International Researcher Helps Innovate Water-Efficient Tomatoes

Team Uses CRISPR Gene Editing to Alter Crop Without Affecting Yield

09 April 2024

When Purity Muchoki first joined Tel Aviv University (TAU) as an international master’s student in the plant sciences program, she knew it would be one of the best places for studying food security. This is also why she decided to stay on at TAU to pursue her PhD.

 

“My background is in crop protection,” says Muchoki, who is originally from Kenya.

 

“Israel is so well known for its agricultural breakthroughs and technologies, especially in the desert and the hardest of places – that’s why I wanted to come.” — Purity Muchoki

 

 

A Breakthrough in Water-Efficient Tomatoes

 

Recently, Muchoki also had an opportunity to be an integral part of a major food security research advancement at TAU. Working with her co-supervisors Prof. Shaul Yalovsky and Dr. Nir Sade, as well as former postdoctoral fellow Dr. Mallikarjuna Rao Puli, the group were able to grow tomatoes that use less water without affecting yield and quality.

 

“This directly helps the climate crisis because if you can have production of tomatoes with reduced water needs, and if you can develop them to grow with less water, you’re addressing not just water-use efficiency, but it’s a breakthrough in addressing the global issue of sustainability.” 

 

The team of researchers, who are from TAU’s School of Plant Sciences and Food Security, achieved their results by employing CRISPR genetic editing technology; they targeted a gene known as ROP9, whose elimination caused a partial closure of the stomata, ultimately leading to plants with reduced water loss by transpiration (i.e., the process of water evaporating from a plant’s leaves).

 

Manipulating the Tomato Plant’s Stomata

 

While the manipulation of the stomata to reduce a plant’s water loss is not novel, previously closing the stomata has resulted in the reduction of carbon dioxide uptake, which negatively affects plant growth – as carbon dioxide is needed for the production of sugar via photosynthesis.

 

By using CRISPR technology to edit the ROP9 gene and close the stomata only partially – with the closure mostly happening in the afternoon when the plant’s water loss is greatest, and with the stomata remaining open in the morning and afternoon so the plant can take in enough carbon dioxide – the TAU team were able to avoid any adverse effects on photosynthesis or crop quantity and quality.

 

Muchoki says the project took about five years.
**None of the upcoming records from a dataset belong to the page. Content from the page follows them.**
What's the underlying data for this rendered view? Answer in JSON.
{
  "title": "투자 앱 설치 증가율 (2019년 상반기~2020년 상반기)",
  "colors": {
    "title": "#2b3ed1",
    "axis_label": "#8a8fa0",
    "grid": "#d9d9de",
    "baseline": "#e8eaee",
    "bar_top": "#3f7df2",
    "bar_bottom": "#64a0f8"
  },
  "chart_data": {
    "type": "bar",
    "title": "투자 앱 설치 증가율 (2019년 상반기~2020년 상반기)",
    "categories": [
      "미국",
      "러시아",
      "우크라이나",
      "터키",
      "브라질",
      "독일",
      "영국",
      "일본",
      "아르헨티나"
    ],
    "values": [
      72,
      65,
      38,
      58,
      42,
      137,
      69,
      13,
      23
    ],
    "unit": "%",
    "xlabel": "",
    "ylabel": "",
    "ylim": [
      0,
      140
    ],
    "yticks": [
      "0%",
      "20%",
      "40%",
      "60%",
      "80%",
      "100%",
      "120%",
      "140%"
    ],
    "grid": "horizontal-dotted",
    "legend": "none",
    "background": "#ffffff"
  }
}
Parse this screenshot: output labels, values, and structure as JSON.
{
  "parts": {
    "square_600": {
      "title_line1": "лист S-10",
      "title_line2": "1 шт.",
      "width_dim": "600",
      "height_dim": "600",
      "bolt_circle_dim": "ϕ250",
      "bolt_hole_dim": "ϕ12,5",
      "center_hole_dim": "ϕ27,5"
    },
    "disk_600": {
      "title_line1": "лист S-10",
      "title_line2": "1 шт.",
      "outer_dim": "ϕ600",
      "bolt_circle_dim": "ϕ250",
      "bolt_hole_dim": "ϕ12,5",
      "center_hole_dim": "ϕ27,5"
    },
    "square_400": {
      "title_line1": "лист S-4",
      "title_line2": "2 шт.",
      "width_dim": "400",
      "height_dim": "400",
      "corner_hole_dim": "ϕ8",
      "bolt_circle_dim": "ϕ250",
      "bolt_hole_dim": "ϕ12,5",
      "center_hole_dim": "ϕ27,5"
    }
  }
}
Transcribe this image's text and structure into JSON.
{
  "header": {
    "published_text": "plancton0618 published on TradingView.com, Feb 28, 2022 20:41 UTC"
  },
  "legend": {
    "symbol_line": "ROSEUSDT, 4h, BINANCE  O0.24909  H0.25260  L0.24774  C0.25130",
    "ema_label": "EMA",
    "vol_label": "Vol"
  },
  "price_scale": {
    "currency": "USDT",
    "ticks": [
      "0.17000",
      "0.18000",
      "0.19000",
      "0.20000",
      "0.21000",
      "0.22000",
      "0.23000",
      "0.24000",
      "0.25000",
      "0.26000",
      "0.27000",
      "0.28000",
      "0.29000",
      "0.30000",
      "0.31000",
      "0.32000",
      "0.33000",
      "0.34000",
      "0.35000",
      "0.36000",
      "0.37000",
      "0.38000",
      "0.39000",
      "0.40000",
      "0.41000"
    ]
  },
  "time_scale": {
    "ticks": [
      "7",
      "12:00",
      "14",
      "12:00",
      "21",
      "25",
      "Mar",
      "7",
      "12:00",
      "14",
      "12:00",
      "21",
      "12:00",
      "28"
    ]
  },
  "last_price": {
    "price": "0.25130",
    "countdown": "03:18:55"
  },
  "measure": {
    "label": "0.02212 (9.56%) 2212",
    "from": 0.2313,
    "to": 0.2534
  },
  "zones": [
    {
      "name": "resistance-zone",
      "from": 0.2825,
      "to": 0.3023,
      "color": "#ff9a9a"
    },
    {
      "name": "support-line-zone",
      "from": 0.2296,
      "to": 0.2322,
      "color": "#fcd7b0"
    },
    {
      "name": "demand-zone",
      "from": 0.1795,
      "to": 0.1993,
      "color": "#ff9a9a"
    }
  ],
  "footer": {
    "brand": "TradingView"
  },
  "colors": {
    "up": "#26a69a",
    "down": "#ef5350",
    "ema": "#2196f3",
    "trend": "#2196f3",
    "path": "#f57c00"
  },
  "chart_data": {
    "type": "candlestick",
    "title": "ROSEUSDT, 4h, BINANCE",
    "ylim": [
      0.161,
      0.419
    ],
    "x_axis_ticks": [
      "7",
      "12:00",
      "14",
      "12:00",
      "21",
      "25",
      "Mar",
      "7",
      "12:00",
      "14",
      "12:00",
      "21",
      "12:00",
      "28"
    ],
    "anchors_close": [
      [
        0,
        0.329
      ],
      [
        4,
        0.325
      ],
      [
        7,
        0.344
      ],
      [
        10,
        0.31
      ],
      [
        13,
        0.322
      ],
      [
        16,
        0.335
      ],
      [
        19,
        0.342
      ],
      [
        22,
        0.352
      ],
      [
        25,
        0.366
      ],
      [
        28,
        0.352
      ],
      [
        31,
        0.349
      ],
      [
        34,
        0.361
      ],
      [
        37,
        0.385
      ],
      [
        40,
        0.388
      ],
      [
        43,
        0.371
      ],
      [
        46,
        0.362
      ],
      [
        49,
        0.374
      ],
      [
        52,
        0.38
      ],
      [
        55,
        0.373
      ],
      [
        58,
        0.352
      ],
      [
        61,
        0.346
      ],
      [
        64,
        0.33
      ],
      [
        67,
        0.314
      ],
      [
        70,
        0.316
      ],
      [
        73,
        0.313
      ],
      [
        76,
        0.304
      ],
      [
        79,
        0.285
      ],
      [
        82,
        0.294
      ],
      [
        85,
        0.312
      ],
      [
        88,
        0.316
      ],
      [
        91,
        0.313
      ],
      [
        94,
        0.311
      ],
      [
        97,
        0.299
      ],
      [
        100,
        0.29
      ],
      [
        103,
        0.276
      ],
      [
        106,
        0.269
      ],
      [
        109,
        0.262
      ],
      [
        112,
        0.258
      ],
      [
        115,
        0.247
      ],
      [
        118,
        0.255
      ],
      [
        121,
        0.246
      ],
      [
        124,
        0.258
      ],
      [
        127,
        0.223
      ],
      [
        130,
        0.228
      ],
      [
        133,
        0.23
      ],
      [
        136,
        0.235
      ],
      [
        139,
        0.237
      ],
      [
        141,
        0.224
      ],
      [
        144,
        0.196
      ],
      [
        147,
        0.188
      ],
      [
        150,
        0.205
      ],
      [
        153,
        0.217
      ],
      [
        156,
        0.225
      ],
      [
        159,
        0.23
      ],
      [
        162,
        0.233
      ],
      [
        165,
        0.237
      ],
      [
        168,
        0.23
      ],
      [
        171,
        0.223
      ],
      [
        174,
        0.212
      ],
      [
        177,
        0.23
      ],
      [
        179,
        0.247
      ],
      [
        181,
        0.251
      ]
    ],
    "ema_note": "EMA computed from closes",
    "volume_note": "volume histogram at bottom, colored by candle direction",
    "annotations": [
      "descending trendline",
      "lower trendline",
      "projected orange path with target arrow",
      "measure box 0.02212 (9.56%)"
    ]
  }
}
She was primarily responsible for checking the phenotypes, for growing the plants in the greenhouse and the field, and for studying how they behave at a cellular level.

 

“There was a lot of analysis to see the difference between the mutants and the wild types; we also had to answer the question – when you remove the ROP9 protein, what other proteins are affected … a lot of protein interaction and analysis needed to be done.”

 

The team additionally worked with researchers from Ben Gurion University and the University of Oregon on the project, and their findings were published in the academic journal Proceedings of the National Academy of Sciences (PNAS).

 

New Research Horizons

 

According to Muchoki, the research opens up many new research horizons. “There are so many applications to this research,” she says.

 

“For instance, tomatoes are in the family of potatoes and eggplants and the ROP9 gene is very close and similar to the genes in those plants – we can employ the same technology to improve other crops and use less water without affecting the yield.”

 

As for Muchoki’s next steps, she is working on wrapping up her PhD project this year and is pursuing potential postdoctoral opportunities. She would like to eventually establish her own lab, as well as create an agricultural company in Kenya.